Bernanke Attempts to Stimulate American Economy; World Clenches Buttocks
1/22/08 at 2:20 PM

Photo Illustration: Everett Bogue; Photos: Getty Images, iStockphoto
"We can’t use the word PANIC," Financial Times Alphaville blogger, Paul Murphy, said in a live chat with co-worker Neil Hume. "Why?" Hume asked. "Cos everyone else is using it."
Well, some people were just instilling it. "I gotta tell you, a three-quarters-of-a-point cut is a stunning change," former Fed board member Rick Hartnack told a crowd at a Business Journal event in Minneapolis. "If it sounds too good to be true, it probably is. Government stimulation is always too much, too late, and usually leads to inflation."

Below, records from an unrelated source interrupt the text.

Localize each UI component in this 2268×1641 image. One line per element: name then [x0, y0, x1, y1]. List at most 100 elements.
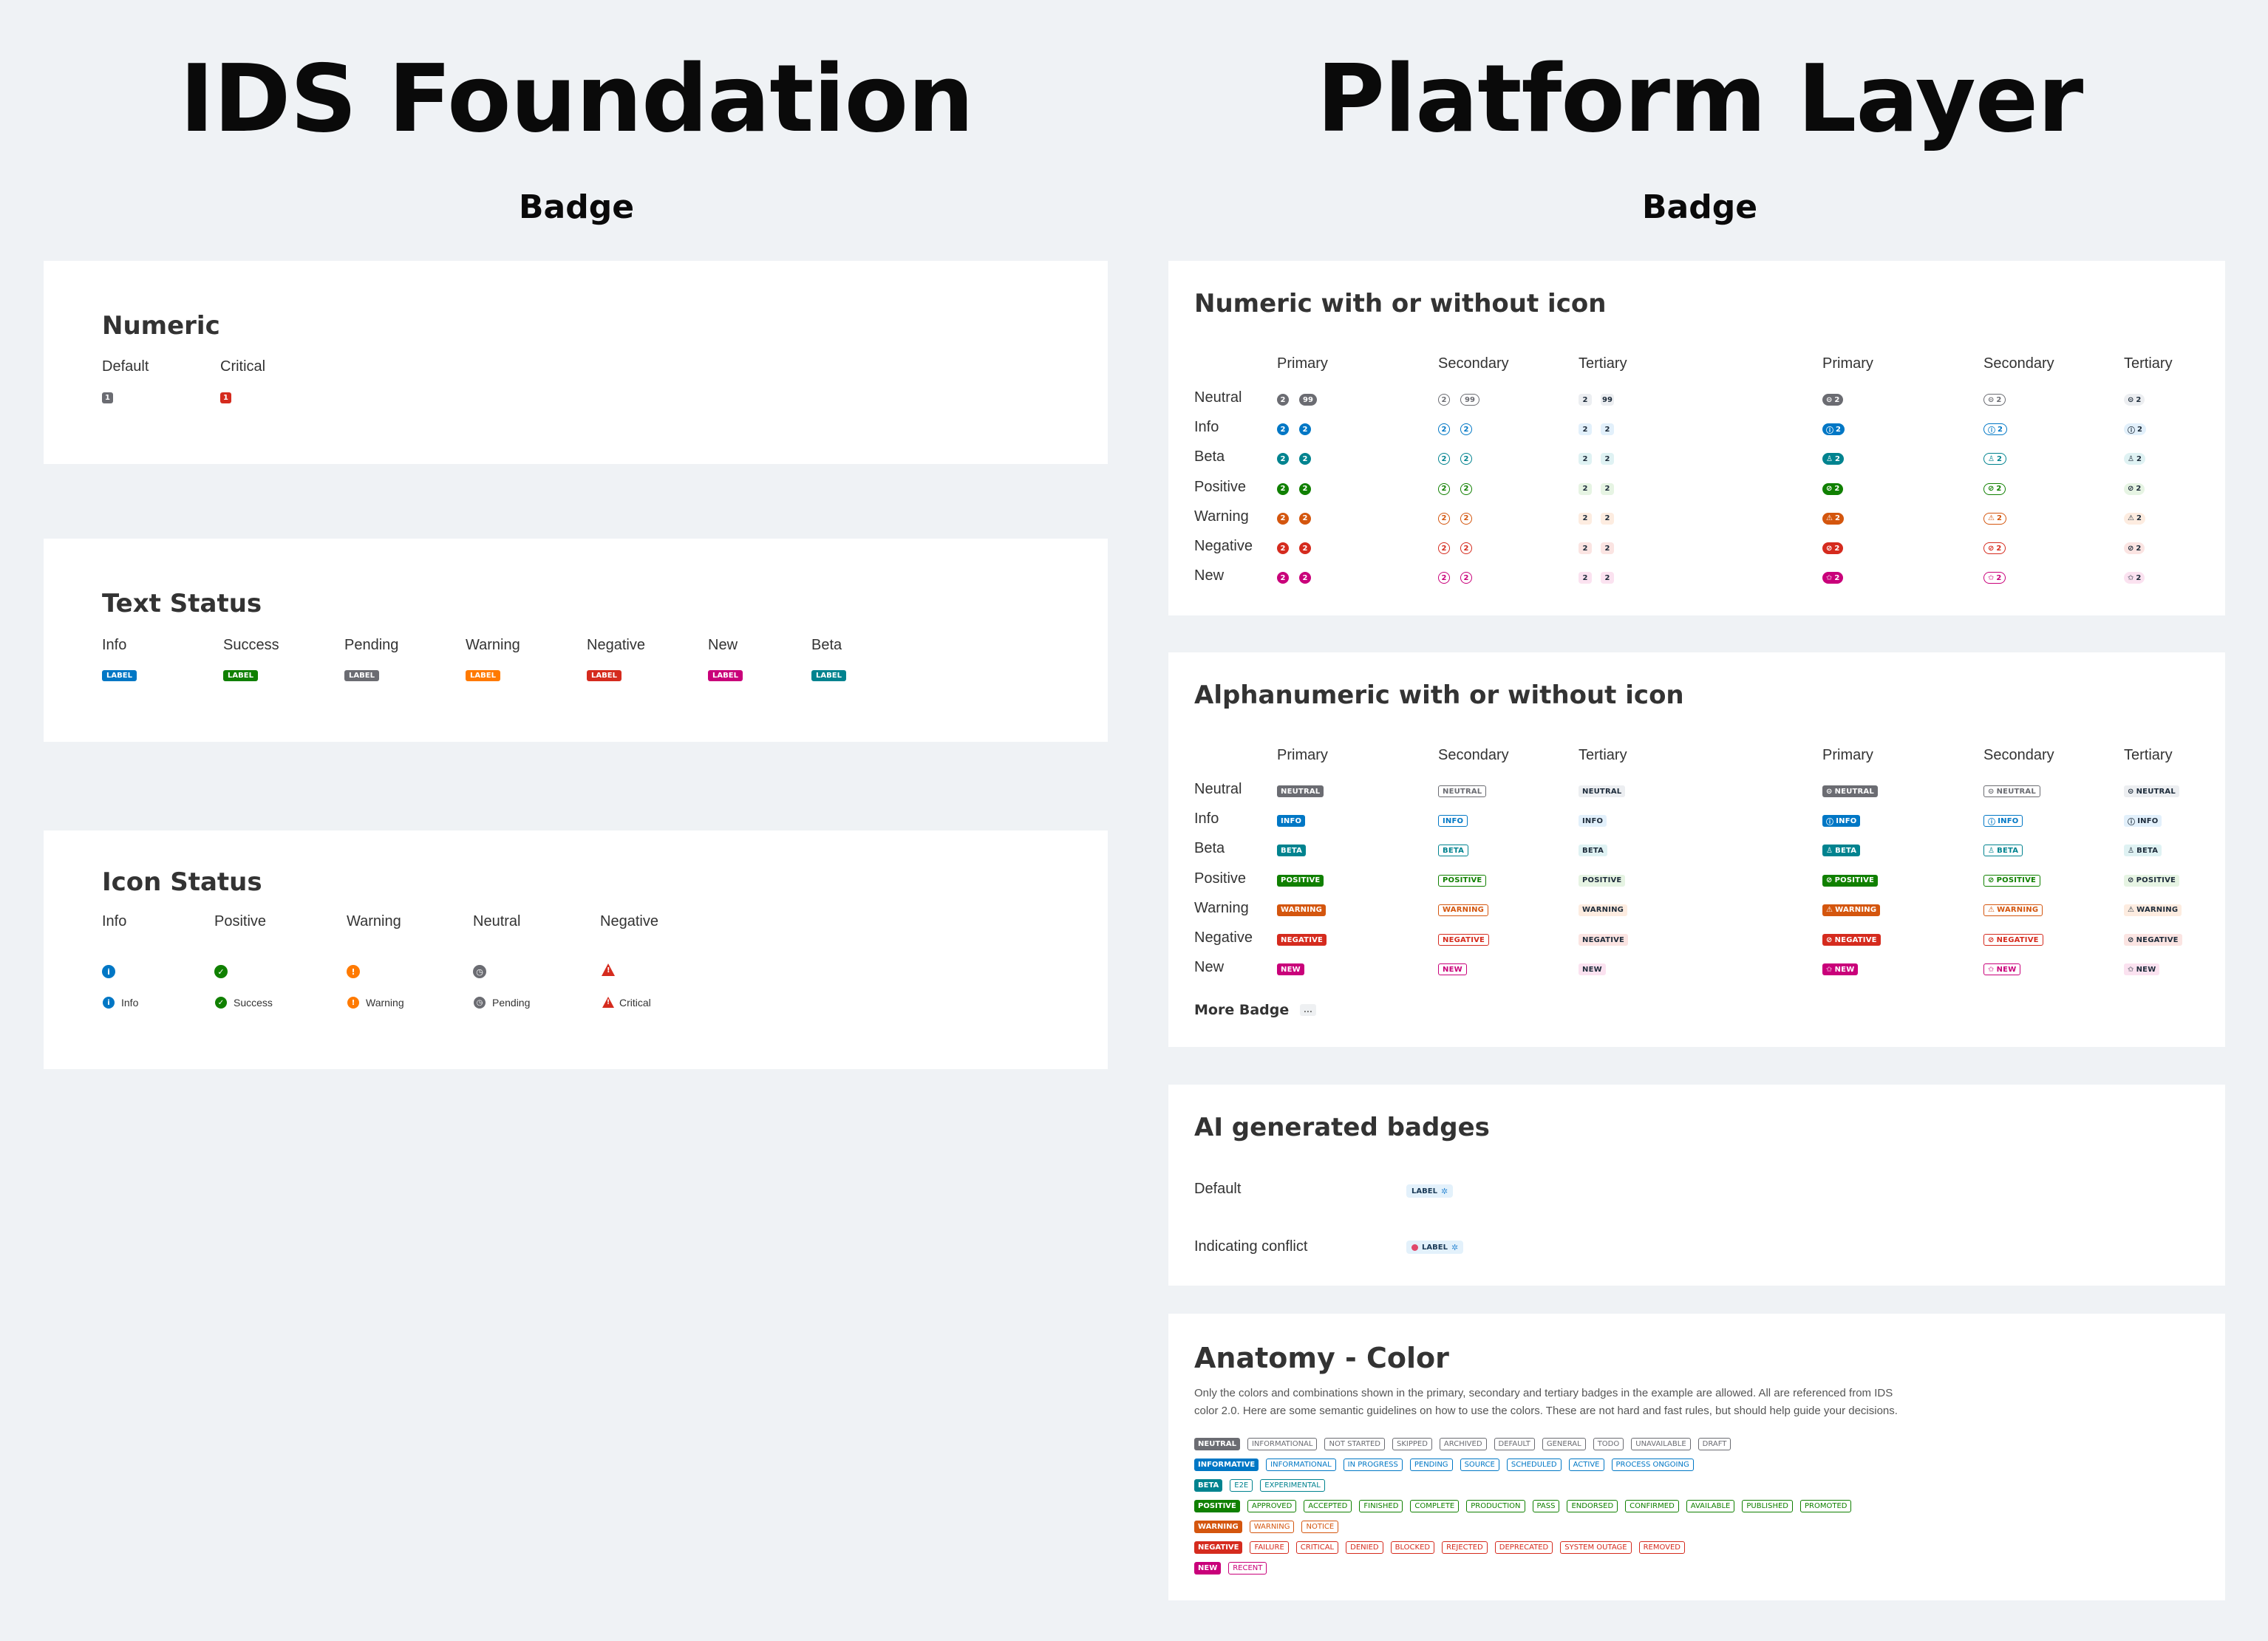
alpha-beta-tertiary-icon-badge-text: BETA [2136, 846, 2159, 855]
positive-icon: ⊘ [1988, 876, 1995, 885]
warning-icon: ⚠ [1988, 514, 1995, 523]
numeric-negative-secondary-badge-2: 2 [1460, 542, 1472, 554]
numeric-warning-secondary-icon-badge-value: 2 [1996, 514, 2002, 523]
more-badge-label: More Badge [1194, 1002, 1290, 1018]
negative-icon: ⊘ [1988, 935, 1995, 944]
numeric-neutral-primary-icon-badge-value: 2 [1834, 395, 1840, 404]
anatomy-info-primary-tag: INFORMATIVE [1194, 1459, 1259, 1471]
anatomy-row-negative: NEGATIVE FAILURE CRITICAL DENIED BLOCKED REJE… [1194, 1541, 1686, 1554]
negative-icon: ⊘ [1826, 544, 1833, 553]
text-status-warning-label: Warning [466, 637, 520, 653]
text-status-pending-label: Pending [344, 637, 399, 653]
exclamation-mark: ! [607, 999, 610, 1006]
numeric-info-primary-badge: 2 [1277, 423, 1289, 436]
anatomy-negative-tag: REMOVED [1638, 1541, 1686, 1554]
numeric-warning-secondary-icon-badge: ⚠ 2 [1983, 512, 2006, 525]
numeric-info-secondary-icon-badge: ⓘ 2 [1983, 423, 2007, 436]
numeric-positive-secondary-icon-badge: ⊘ 2 [1983, 482, 2006, 495]
anatomy-neutral-tag: UNAVAILABLE [1631, 1438, 1691, 1450]
anatomy-description-line-1: Only the colors and combinations shown i… [1194, 1387, 1893, 1399]
text-status-new-badge: LABEL [708, 670, 743, 681]
check-icon: ✓ [215, 997, 227, 1009]
anatomy-row-beta: BETA E2E EXPERIMENTAL [1194, 1479, 1325, 1492]
numeric-neutral-tertiary-icon-badge-value: 2 [2136, 395, 2142, 404]
alpha-info-secondary-icon-badge-text: INFO [1998, 816, 2019, 825]
numeric-new-primary-icon-badge: ✩ 2 [1822, 572, 1844, 584]
alpha-warning-secondary-icon-badge: ⚠ WARNING [1983, 904, 2043, 916]
anatomy-positive-tag: PRODUCTION [1466, 1500, 1525, 1512]
numeric-default-badge: 1 [102, 392, 113, 403]
new-icon: ✩ [1826, 965, 1833, 974]
numeric-beta-primary-badge-2: 2 [1299, 453, 1311, 465]
text-status-title: Text Status [102, 589, 262, 618]
numeric-row-neutral: Neutral [1194, 389, 1242, 406]
numeric-row-positive: Positive [1194, 478, 1247, 495]
numeric-info-tertiary-badge: 2 [1579, 423, 1592, 436]
alpha-positive-secondary-icon-badge-text: POSITIVE [1996, 876, 2037, 885]
anatomy-row-info: INFORMATIVE INFORMATIONAL IN PROGRESS PENDI… [1194, 1459, 1694, 1471]
alpha-new-primary-icon-badge: ✩ NEW [1822, 963, 1859, 976]
alphanumeric-row-beta: Beta [1194, 840, 1225, 857]
numeric-positive-secondary-badge: 2 [1438, 482, 1450, 495]
anatomy-positive-tag: APPROVED [1247, 1500, 1297, 1512]
icon-status-card: Icon Status Info i i Info Positive ✓ ✓ Success W… [44, 830, 1108, 1069]
numeric-negative-tertiary-icon-badge-value: 2 [2136, 544, 2142, 553]
alpha-neutral-secondary-icon-badge: ⊝ NEUTRAL [1983, 785, 2040, 797]
beta-icon: ♙ [1988, 454, 1995, 463]
alpha-neutral-tertiary-icon-badge-text: NEUTRAL [2136, 787, 2176, 796]
info-icon: ⓘ [1988, 818, 1996, 827]
anatomy-info-tag: SCHEDULED [1506, 1459, 1562, 1471]
more-badge[interactable]: ... [1300, 1004, 1316, 1016]
anatomy-new-tag: RECENT [1228, 1562, 1267, 1575]
anatomy-positive-tag: ENDORSED [1567, 1500, 1618, 1512]
platform-numeric-title: Numeric with or without icon [1194, 289, 1607, 318]
numeric-negative-tertiary-badge: 2 [1579, 542, 1592, 554]
exclamation-icon: ! [347, 965, 360, 978]
clock-icon: ◷ [473, 965, 486, 978]
alpha-neutral-tertiary-icon-badge: ⊝ NEUTRAL [2124, 785, 2179, 797]
text-status-negative-label: Negative [587, 637, 645, 653]
alpha-new-tertiary-icon-badge-text: NEW [2136, 965, 2156, 974]
anatomy-neutral-tag: DRAFT [1697, 1438, 1731, 1450]
numeric-new-tertiary-icon-badge-value: 2 [2136, 573, 2142, 582]
icon-status-neutral-text: Pending [492, 997, 531, 1009]
numeric-default-label: Default [102, 358, 149, 375]
alpha-neutral-primary-icon-badge-text: NEUTRAL [1834, 787, 1874, 796]
alpha-positive-secondary-badge: POSITIVE [1438, 874, 1487, 887]
alpha-info-secondary-badge: INFO [1438, 815, 1468, 828]
numeric-positive-primary-badge-2: 2 [1299, 482, 1311, 495]
ai-conflict-badge-text: LABEL [1422, 1243, 1448, 1252]
alpha-positive-tertiary-icon-badge: ⊘ POSITIVE [2124, 874, 2180, 887]
numeric-warning-primary-badge-2: 2 [1299, 512, 1311, 525]
anatomy-row-positive: POSITIVE APPROVED ACCEPTED FINISHED COMPLETE… [1194, 1500, 1852, 1512]
text-status-negative-badge: LABEL [587, 670, 622, 681]
numeric-warning-tertiary-icon-badge: ⚠ 2 [2124, 512, 2145, 525]
anatomy-positive-tag: ACCEPTED [1304, 1500, 1352, 1512]
anatomy-description-line-2: color 2.0. Here are some semantic guidel… [1194, 1405, 1898, 1417]
numeric-new-secondary-badge-2: 2 [1460, 572, 1472, 584]
numeric-info-primary-badge-2: 2 [1299, 423, 1311, 436]
anatomy-neutral-tag: TODO [1593, 1438, 1624, 1450]
exclamation-mark: ! [607, 966, 610, 975]
numeric-new-tertiary-badge-2: 2 [1601, 572, 1614, 584]
numeric-new-secondary-icon-badge: ✩ 2 [1983, 572, 2006, 584]
info-icon: ⓘ [1826, 426, 1833, 435]
text-status-success-label: Success [223, 637, 279, 653]
anatomy-row-warning: WARNING WARNING NOTICE [1194, 1521, 1339, 1533]
numeric-row-beta: Beta [1194, 448, 1225, 465]
neutral-icon: ⊝ [2128, 787, 2134, 796]
new-icon: ✩ [2128, 573, 2134, 582]
neutral-icon: ⊝ [2128, 395, 2134, 404]
text-status-beta-badge: LABEL [811, 670, 846, 681]
text-status-card: Text Status Info LABEL Success LABEL Pending… [44, 539, 1108, 742]
anatomy-warning-primary-tag: WARNING [1194, 1521, 1242, 1533]
numeric-negative-primary-icon-badge-value: 2 [1834, 544, 1840, 553]
alpha-neutral-primary-badge: NEUTRAL [1277, 785, 1324, 797]
numeric-row-warning: Warning [1194, 508, 1249, 525]
anatomy-negative-tag: REJECTED [1442, 1541, 1488, 1554]
alpha-positive-tertiary-icon-badge-text: POSITIVE [2136, 876, 2176, 885]
alpha-warning-tertiary-icon-badge-text: WARNING [2136, 906, 2179, 915]
anatomy-positive-tag: PROMOTED [1800, 1500, 1852, 1512]
anatomy-neutral-tag: DEFAULT [1494, 1438, 1535, 1450]
anatomy-color-title: Anatomy - Color [1194, 1342, 1449, 1374]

Commenters on The Wall Street Journal's Website had the same concern. "$10 milk, here we come!!!" said one.
Eyebrows also were raised across the pond, where it was five hours later and people were perhaps more alert. "It is bad news when the markets panic. It is worse news when one of the world's key monetary policy making institutions panics," economist Willem Buiter wrote on the Financial Times' Website, in a piece titled, "The Bernanke Put: Buttock-Clenching Monetary Policy Making at the Fed." According to Buiter, a professor at the London School of Economics, the Fed's reaction to the market's problems was excessive and potentially destabilizing. "It would have been far preferable, particularly because the stock market decline is a global phenomenon, to have a coordinated modest rate cut of, say, 25 basis points, by all leading central banks at some later date, when this would not look like a collective knee-jerk response to a fall in global equity prices. With this irresponsible act, the Fed has just become part of the problem."
In Davos, for the World Economic Forum, the New York Times' Floyd Norris agreed. "What this move shows is that the Fed is reacting, not leading," he wrote on a post on his blog titled, "Panic in Washington."
But don't panic just yet: Many continue to hope that the Fed's efforts, combined with a stimulus plan from the government, could at the very least make this "a much milder recession than it otherwise might have been," Nariman Behravesh, chief economist at Global Insight, in Massachusetts, told the Guardian. So we may be in a recession, but it's a kinder, gentler recession.